Jawana Jackson grew up an only child in a little house in Selma, Alabama. That little house would soon become the place where many prominent African Americans passed through and also the meeting space for one of Dr. King's famous marches.
"The house...it is famous. Not only because Uncle Martin lived there for a period of time, but it is the only private residence in the United States that's been occupied consecutively by African American dentists for their family since it was built in 1912," Jackson shares. "It is also the only private residence in the world that has housed two, the first two African American Nobel peace prize recipients, my uncle Martin and Dr. Ralph Bunche."
The March from Selma took place in 1965 when Jackson was only four years old. The Selma to Montgomery march was part of a series of civil rights protests that occurred in Alabama, at the time, a Southern state with deeply entrenched racist policies. In March of that year, in an effort to register Black voters in the South, protesters marching the 54-mile route from Selma to the state capital of Montgomery were confronted with deadly violence from local authorities and white vigilante groups. Although most scenes of that day and that time have faded in her memory, she remembers very fondly her “Uncle Martin.”

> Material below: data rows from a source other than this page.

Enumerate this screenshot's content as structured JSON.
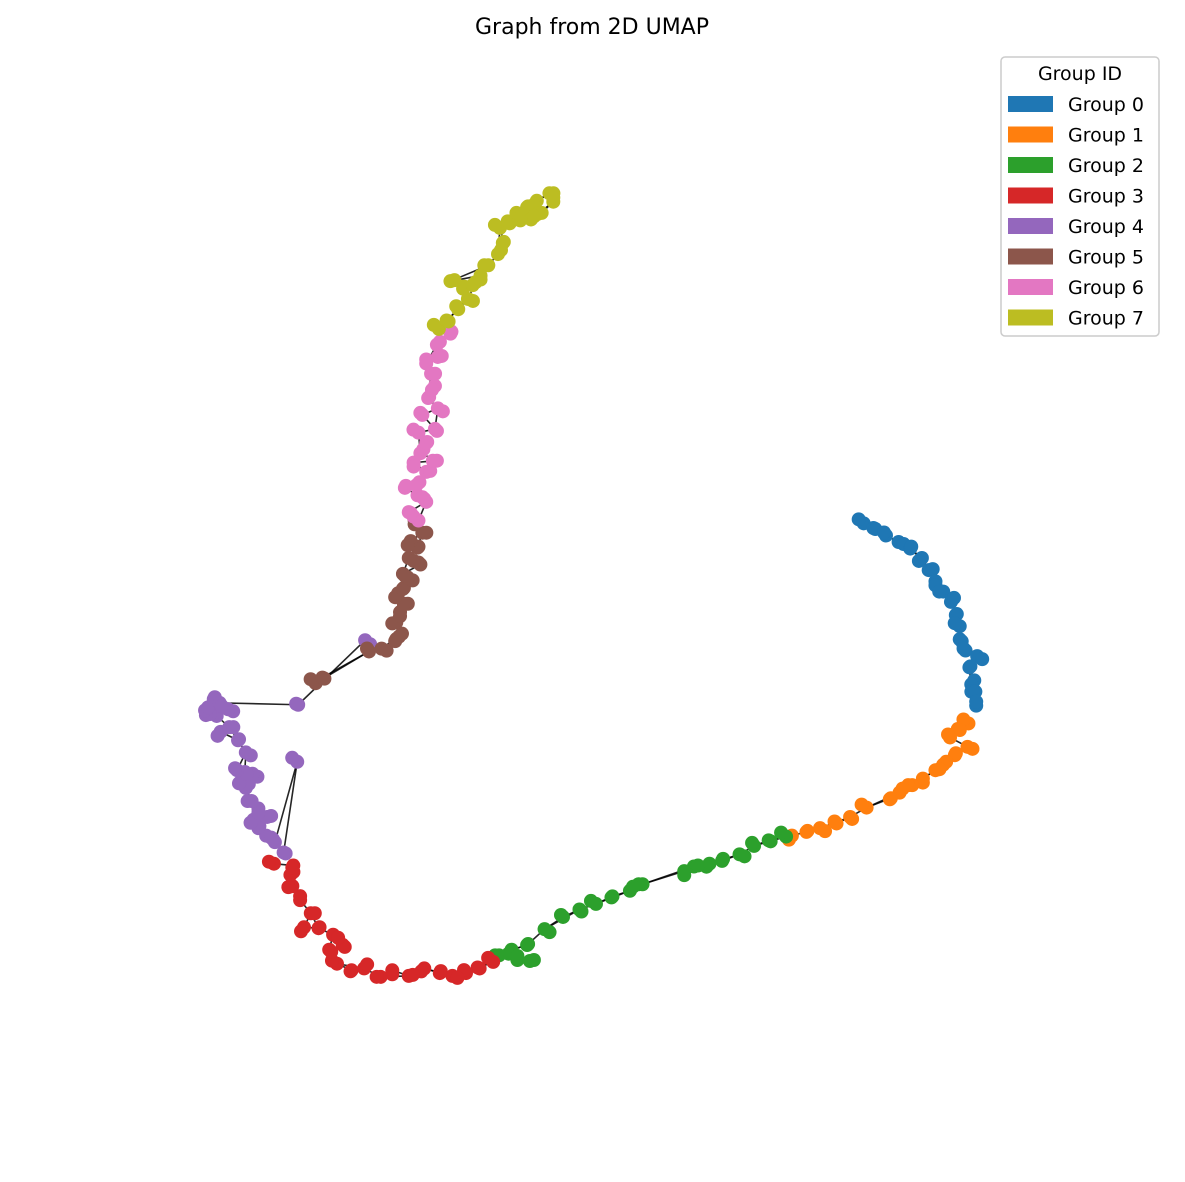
{
  "chart_data": {
    "type": "scatter",
    "title": "Graph from 2D UMAP",
    "xlabel": "",
    "ylabel": "",
    "axes_visible": false,
    "grid": false,
    "xlim": [
      0,
      100
    ],
    "ylim": [
      0,
      100
    ],
    "legend": {
      "title": "Group ID",
      "placement": "top-right",
      "entries": [
        {
          "label": "Group 0",
          "color": "#1f77b4"
        },
        {
          "label": "Group 1",
          "color": "#ff7f0e"
        },
        {
          "label": "Group 2",
          "color": "#2ca02c"
        },
        {
          "label": "Group 3",
          "color": "#d62728"
        },
        {
          "label": "Group 4",
          "color": "#9467bd"
        },
        {
          "label": "Group 5",
          "color": "#8c564b"
        },
        {
          "label": "Group 6",
          "color": "#e377c2"
        },
        {
          "label": "Group 7",
          "color": "#bcbd22"
        }
      ]
    },
    "series": [
      {
        "group": 0,
        "color": "#1f77b4",
        "points": [
          [
            77.7,
            59.0
          ],
          [
            78.7,
            58.5
          ],
          [
            80.0,
            57.7
          ],
          [
            81.3,
            57.0
          ],
          [
            82.5,
            56.3
          ],
          [
            83.7,
            55.3
          ],
          [
            84.4,
            54.0
          ],
          [
            85.1,
            52.8
          ],
          [
            85.9,
            51.7
          ],
          [
            86.7,
            50.6
          ],
          [
            87.3,
            49.3
          ],
          [
            87.6,
            48.0
          ],
          [
            87.6,
            46.6
          ],
          [
            88.2,
            45.4
          ],
          [
            89.4,
            44.8
          ],
          [
            88.6,
            43.6
          ],
          [
            89.1,
            42.2
          ],
          [
            88.8,
            41.0
          ],
          [
            89.3,
            39.5
          ]
        ]
      },
      {
        "group": 1,
        "color": "#ff7f0e",
        "points": [
          [
            88.5,
            37.6
          ],
          [
            87.4,
            37.0
          ],
          [
            86.6,
            36.1
          ],
          [
            88.4,
            35.1
          ],
          [
            87.1,
            34.2
          ],
          [
            86.2,
            33.5
          ],
          [
            85.1,
            32.6
          ],
          [
            83.8,
            31.7
          ],
          [
            82.7,
            31.0
          ],
          [
            81.4,
            30.2
          ],
          [
            80.5,
            29.6
          ],
          [
            78.0,
            28.6
          ],
          [
            76.3,
            27.6
          ],
          [
            74.9,
            26.9
          ],
          [
            73.2,
            26.4
          ],
          [
            71.8,
            26.0
          ],
          [
            70.3,
            25.6
          ]
        ]
      },
      {
        "group": 2,
        "color": "#2ca02c",
        "points": [
          [
            69.7,
            25.5
          ],
          [
            67.9,
            25.1
          ],
          [
            66.4,
            24.5
          ],
          [
            64.9,
            23.6
          ],
          [
            63.1,
            22.9
          ],
          [
            61.8,
            22.6
          ],
          [
            60.2,
            22.3
          ],
          [
            59.2,
            21.8
          ],
          [
            54.9,
            20.4
          ],
          [
            53.6,
            19.7
          ],
          [
            51.8,
            19.1
          ],
          [
            50.1,
            18.3
          ],
          [
            48.4,
            17.7
          ],
          [
            46.7,
            16.9
          ],
          [
            44.8,
            15.6
          ],
          [
            43.0,
            13.9
          ],
          [
            41.4,
            13.4
          ],
          [
            39.7,
            12.8
          ],
          [
            42.0,
            12.3
          ],
          [
            43.7,
            12.3
          ]
        ]
      },
      {
        "group": 3,
        "color": "#d62728",
        "points": [
          [
            39.5,
            12.1
          ],
          [
            37.9,
            11.5
          ],
          [
            36.7,
            10.9
          ],
          [
            35.3,
            10.6
          ],
          [
            34.0,
            10.9
          ],
          [
            32.4,
            11.4
          ],
          [
            30.8,
            10.6
          ],
          [
            29.1,
            11.2
          ],
          [
            27.9,
            10.5
          ],
          [
            26.2,
            11.4
          ],
          [
            24.9,
            11.2
          ],
          [
            23.4,
            11.9
          ],
          [
            22.6,
            13.4
          ],
          [
            24.2,
            13.7
          ],
          [
            23.0,
            15.0
          ],
          [
            21.5,
            15.7
          ],
          [
            20.0,
            15.8
          ],
          [
            20.7,
            17.3
          ],
          [
            19.6,
            18.7
          ],
          [
            18.8,
            20.2
          ],
          [
            18.6,
            21.4
          ],
          [
            18.9,
            22.4
          ],
          [
            16.9,
            22.6
          ]
        ]
      },
      {
        "group": 4,
        "color": "#9467bd",
        "points": [
          [
            19.3,
            33.5
          ],
          [
            17.9,
            23.8
          ],
          [
            17.0,
            24.9
          ],
          [
            16.1,
            25.6
          ],
          [
            15.3,
            26.4
          ],
          [
            14.8,
            27.3
          ],
          [
            16.2,
            27.6
          ],
          [
            15.3,
            28.5
          ],
          [
            14.6,
            29.3
          ],
          [
            14.0,
            30.7
          ],
          [
            13.4,
            31.3
          ],
          [
            15.2,
            31.9
          ],
          [
            13.9,
            32.4
          ],
          [
            13.1,
            32.6
          ],
          [
            14.0,
            34.5
          ],
          [
            13.2,
            35.8
          ],
          [
            11.4,
            36.7
          ],
          [
            12.3,
            37.2
          ],
          [
            11.0,
            38.4
          ],
          [
            10.3,
            38.6
          ],
          [
            9.8,
            39.0
          ],
          [
            10.8,
            40.4
          ],
          [
            12.7,
            38.9
          ],
          [
            11.3,
            39.8
          ],
          [
            19.4,
            39.6
          ],
          [
            26.3,
            46.5
          ]
        ]
      },
      {
        "group": 5,
        "color": "#8c564b",
        "points": [
          [
            21.2,
            41.9
          ],
          [
            21.9,
            42.5
          ],
          [
            26.7,
            45.3
          ],
          [
            28.0,
            45.6
          ],
          [
            29.4,
            46.4
          ],
          [
            30.1,
            47.2
          ],
          [
            29.1,
            48.3
          ],
          [
            29.9,
            49.5
          ],
          [
            30.7,
            50.4
          ],
          [
            29.4,
            51.1
          ],
          [
            30.3,
            52.1
          ],
          [
            31.2,
            52.9
          ],
          [
            30.2,
            53.6
          ],
          [
            32.0,
            54.6
          ],
          [
            30.8,
            55.3
          ],
          [
            31.7,
            56.4
          ],
          [
            31.0,
            57.1
          ],
          [
            32.2,
            58.0
          ],
          [
            31.4,
            58.9
          ]
        ]
      },
      {
        "group": 6,
        "color": "#e377c2",
        "points": [
          [
            31.8,
            59.3
          ],
          [
            30.8,
            60.2
          ],
          [
            32.6,
            61.3
          ],
          [
            31.7,
            62.0
          ],
          [
            30.4,
            62.8
          ],
          [
            31.9,
            63.4
          ],
          [
            32.6,
            64.5
          ],
          [
            31.3,
            65.5
          ],
          [
            33.7,
            65.7
          ],
          [
            32.0,
            66.5
          ],
          [
            32.7,
            67.7
          ],
          [
            31.8,
            68.7
          ],
          [
            33.5,
            69.1
          ],
          [
            32.2,
            70.6
          ],
          [
            33.8,
            71.3
          ],
          [
            32.8,
            72.4
          ],
          [
            33.5,
            73.7
          ],
          [
            33.1,
            75.0
          ],
          [
            32.6,
            76.1
          ],
          [
            34.2,
            76.9
          ],
          [
            33.7,
            78.1
          ],
          [
            35.2,
            79.5
          ]
        ]
      },
      {
        "group": 7,
        "color": "#bcbd22",
        "points": [
          [
            33.9,
            79.8
          ],
          [
            34.7,
            80.7
          ],
          [
            35.9,
            81.9
          ],
          [
            36.9,
            83.0
          ],
          [
            36.4,
            84.1
          ],
          [
            37.7,
            84.8
          ],
          [
            35.1,
            84.9
          ],
          [
            38.2,
            85.5
          ],
          [
            39.0,
            86.6
          ],
          [
            40.0,
            87.8
          ],
          [
            40.6,
            89.1
          ],
          [
            40.2,
            90.6
          ],
          [
            41.0,
            91.3
          ],
          [
            42.3,
            91.4
          ],
          [
            41.9,
            92.2
          ],
          [
            43.0,
            92.8
          ],
          [
            44.0,
            93.5
          ],
          [
            45.3,
            94.3
          ],
          [
            45.7,
            93.4
          ],
          [
            44.5,
            92.2
          ],
          [
            43.4,
            91.5
          ]
        ]
      }
    ]
  }
}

"It says something about the man as well," Jackson shared. " He didn't have to take time with me, but as I said in my remarks here at Calhoun, no one ignored me. Everyone took time to make sure that the baby was taken care of. I just hope that now that they're gone and the baby is no longer a baby, that I am doing what I need to do to not only preserve that house, but to continue to carry the message of the principles that we all must live in and abide by."